The first $2n$ natural numbers are arbitrarily divided into $2$ groups of $n$ each. The first group (named $a$) is arranged $a_1<\ldots<a_n$. The second group ($b$) is arranged $b_1>\ldots>b_n$. Find, with proof, the sum $|a_1-b_1| + \ldots + |a_n-b_n|$. Or more compactly $$\sum_{i=1}^n |a_i-b_i|$$
(Guess: Arbitrarily means any possible group of $n$ numbers. The modulus can't be removed because any sum can be a negative number.)
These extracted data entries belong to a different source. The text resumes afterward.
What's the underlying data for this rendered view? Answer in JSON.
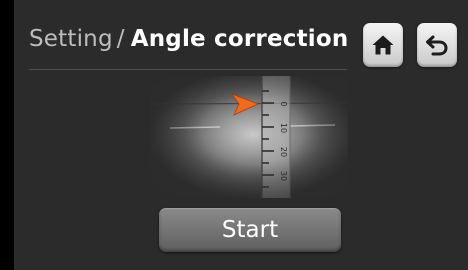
{
  "header": {
    "breadcrumb_parent": "Setting",
    "separator": "/",
    "title": "Angle correction"
  },
  "toolbar": {
    "home_icon": "home-icon",
    "back_icon": "back-arrow-icon"
  },
  "camera_view": {
    "marker_color": "#f26a1b",
    "scale_labels": [
      "0",
      "10",
      "20",
      "30"
    ]
  },
  "actions": {
    "start_label": "Start"
  },
  "colors": {
    "panel_background": "#2b2b2b",
    "outer_background": "#000000",
    "button_gradient_top": "#8a8a8a",
    "icon_color": "#1c1c1c"
  }
}
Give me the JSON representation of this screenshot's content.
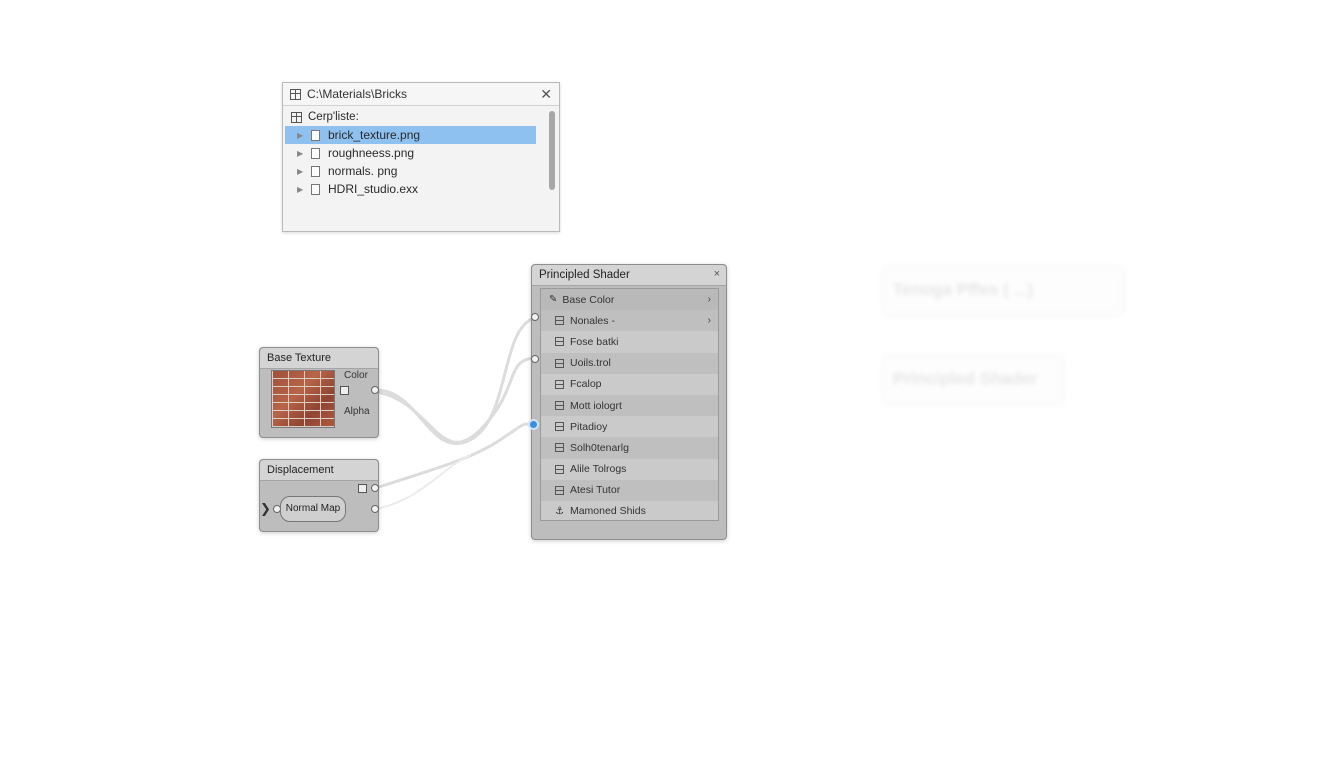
{
  "file_browser": {
    "path": "C:\\Materials\\Bricks",
    "header": "Cerp'liste:",
    "files": [
      {
        "name": "brick_texture.png"
      },
      {
        "name": "roughneess.png"
      },
      {
        "name": "normals. png"
      },
      {
        "name": "HDRI_studio.exx"
      }
    ],
    "selected_index": 0
  },
  "nodes": {
    "base_texture": {
      "title": "Base Texture",
      "output_color": "Color",
      "output_alpha": "Alpha"
    },
    "displacement": {
      "title": "Displacement",
      "input": "Normal Map"
    },
    "shader": {
      "title": "Principled Shader",
      "close": "×",
      "inputs": [
        {
          "label": "Base Color"
        },
        {
          "label": "Nonales -"
        },
        {
          "label": "Fose batki"
        },
        {
          "label": "Uoils.trol"
        },
        {
          "label": "Fcalop"
        },
        {
          "label": "Mott iologrt"
        },
        {
          "label": "Pitadioy"
        },
        {
          "label": "Solh0tenarlg"
        },
        {
          "label": "Alile Tolrogs"
        },
        {
          "label": "Atesi Tutor"
        },
        {
          "label": "Mamoned Shids"
        }
      ]
    }
  },
  "ghost_panels": [
    {
      "text": "Tenuga Pffes ( ...)"
    },
    {
      "text": "Principled Shader"
    }
  ],
  "colors": {
    "selection": "#8ec0f0",
    "active_socket": "#3b8ee0",
    "node_body": "#bdbdbd"
  }
}
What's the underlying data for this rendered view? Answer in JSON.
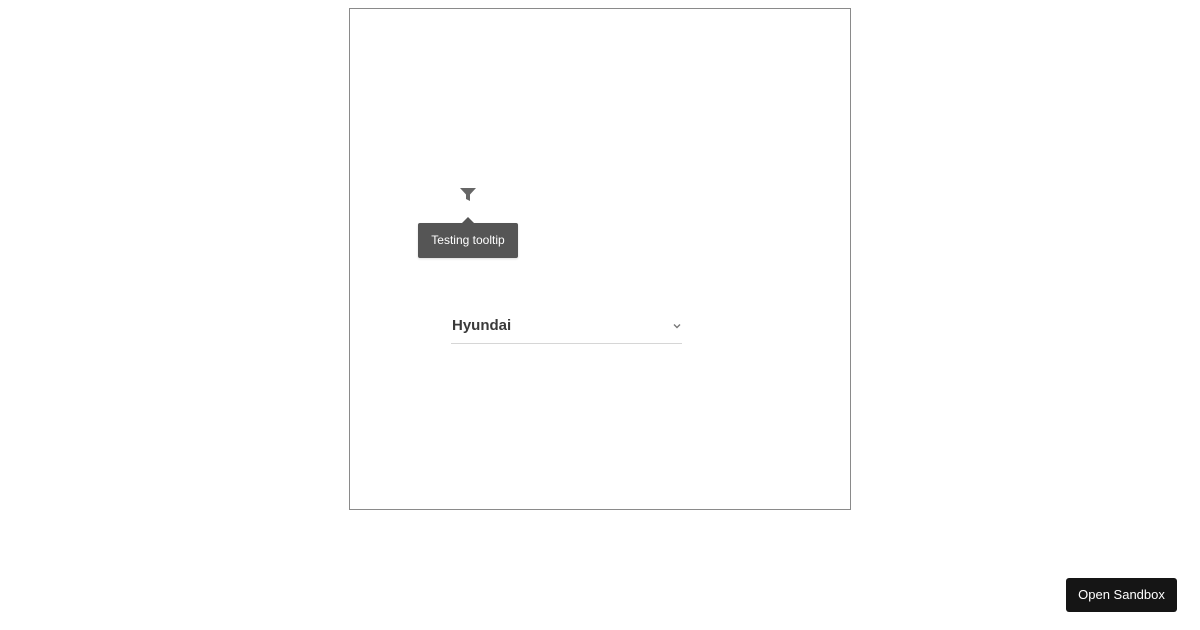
{
  "tooltip": {
    "text": "Testing tooltip"
  },
  "filter": {
    "icon": "filter-icon"
  },
  "dropdown": {
    "selected_value": "Hyundai",
    "icon": "chevron-down-icon"
  },
  "sandbox": {
    "button_label": "Open Sandbox"
  },
  "colors": {
    "tooltip_bg": "#555555",
    "button_bg": "#151515",
    "frame_border": "#8a8a8a",
    "icon_color": "#666666"
  }
}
Some pattern (not sure how to create a table here)
n=1, sum=1,
n=2, sum=4, diff=3
n=3, sum=9, diff=5
n=4, sum=16, diff=7
n=5, sum=25, diff=9
I'm not a mathematician, and am just looking for some help about to start thinking on the problem. Don't solve it (but if it is solved anywhere I appreciate the link).
Suppose we color the two groups of number red and green, respectively.
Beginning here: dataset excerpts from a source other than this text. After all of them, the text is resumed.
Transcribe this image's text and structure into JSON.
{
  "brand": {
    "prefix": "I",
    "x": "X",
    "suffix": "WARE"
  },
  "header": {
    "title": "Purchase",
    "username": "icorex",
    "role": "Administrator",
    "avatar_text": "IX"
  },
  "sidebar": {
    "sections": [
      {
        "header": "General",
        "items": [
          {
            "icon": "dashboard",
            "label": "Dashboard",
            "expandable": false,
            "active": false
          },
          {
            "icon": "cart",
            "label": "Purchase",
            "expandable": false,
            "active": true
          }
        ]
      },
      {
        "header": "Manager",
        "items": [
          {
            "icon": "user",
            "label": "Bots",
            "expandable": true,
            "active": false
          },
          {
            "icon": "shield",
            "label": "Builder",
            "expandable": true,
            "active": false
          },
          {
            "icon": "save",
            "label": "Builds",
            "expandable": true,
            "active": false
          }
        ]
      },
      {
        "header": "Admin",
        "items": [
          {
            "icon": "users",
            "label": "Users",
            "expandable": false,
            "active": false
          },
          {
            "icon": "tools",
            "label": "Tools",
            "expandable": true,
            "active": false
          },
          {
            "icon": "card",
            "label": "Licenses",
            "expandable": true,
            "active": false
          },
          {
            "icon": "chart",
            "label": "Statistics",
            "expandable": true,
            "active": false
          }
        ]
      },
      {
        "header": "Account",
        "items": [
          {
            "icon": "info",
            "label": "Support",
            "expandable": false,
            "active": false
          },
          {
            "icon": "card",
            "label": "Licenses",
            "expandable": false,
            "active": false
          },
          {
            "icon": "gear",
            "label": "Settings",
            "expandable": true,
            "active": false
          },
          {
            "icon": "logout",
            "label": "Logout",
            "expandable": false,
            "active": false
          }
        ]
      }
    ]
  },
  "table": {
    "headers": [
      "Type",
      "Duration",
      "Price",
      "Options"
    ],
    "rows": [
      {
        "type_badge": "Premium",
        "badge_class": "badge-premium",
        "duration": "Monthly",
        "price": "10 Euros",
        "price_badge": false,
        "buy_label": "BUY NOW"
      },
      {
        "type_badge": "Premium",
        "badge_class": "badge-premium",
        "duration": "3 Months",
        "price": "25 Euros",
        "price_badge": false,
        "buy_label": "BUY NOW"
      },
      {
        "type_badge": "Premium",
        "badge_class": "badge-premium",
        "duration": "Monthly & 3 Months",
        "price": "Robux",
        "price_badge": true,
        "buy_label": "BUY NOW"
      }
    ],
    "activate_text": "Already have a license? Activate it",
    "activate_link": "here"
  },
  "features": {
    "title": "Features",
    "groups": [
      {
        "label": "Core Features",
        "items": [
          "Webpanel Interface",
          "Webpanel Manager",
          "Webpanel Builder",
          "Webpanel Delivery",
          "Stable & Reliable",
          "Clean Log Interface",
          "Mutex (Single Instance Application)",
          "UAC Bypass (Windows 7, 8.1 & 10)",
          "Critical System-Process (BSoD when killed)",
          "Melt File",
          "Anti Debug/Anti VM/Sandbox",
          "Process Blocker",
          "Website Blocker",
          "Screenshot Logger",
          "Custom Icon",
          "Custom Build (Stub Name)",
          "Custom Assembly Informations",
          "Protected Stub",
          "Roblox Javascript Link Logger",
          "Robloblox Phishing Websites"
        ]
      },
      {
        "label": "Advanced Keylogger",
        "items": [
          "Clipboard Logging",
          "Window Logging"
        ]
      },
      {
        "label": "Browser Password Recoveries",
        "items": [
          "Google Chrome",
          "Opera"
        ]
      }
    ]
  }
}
We can reach any distribution of colors by starting with "$1$ to $n$ red and $n+1$ to $2n$ green", and then some number of times interchange the colors of two neighboring numbers.
If you can prove that a single interchange will never change your sum-of-differences, you will have proved that the sum doesn't depend on the coloring, and that you can compute that sum from the initial color distribution.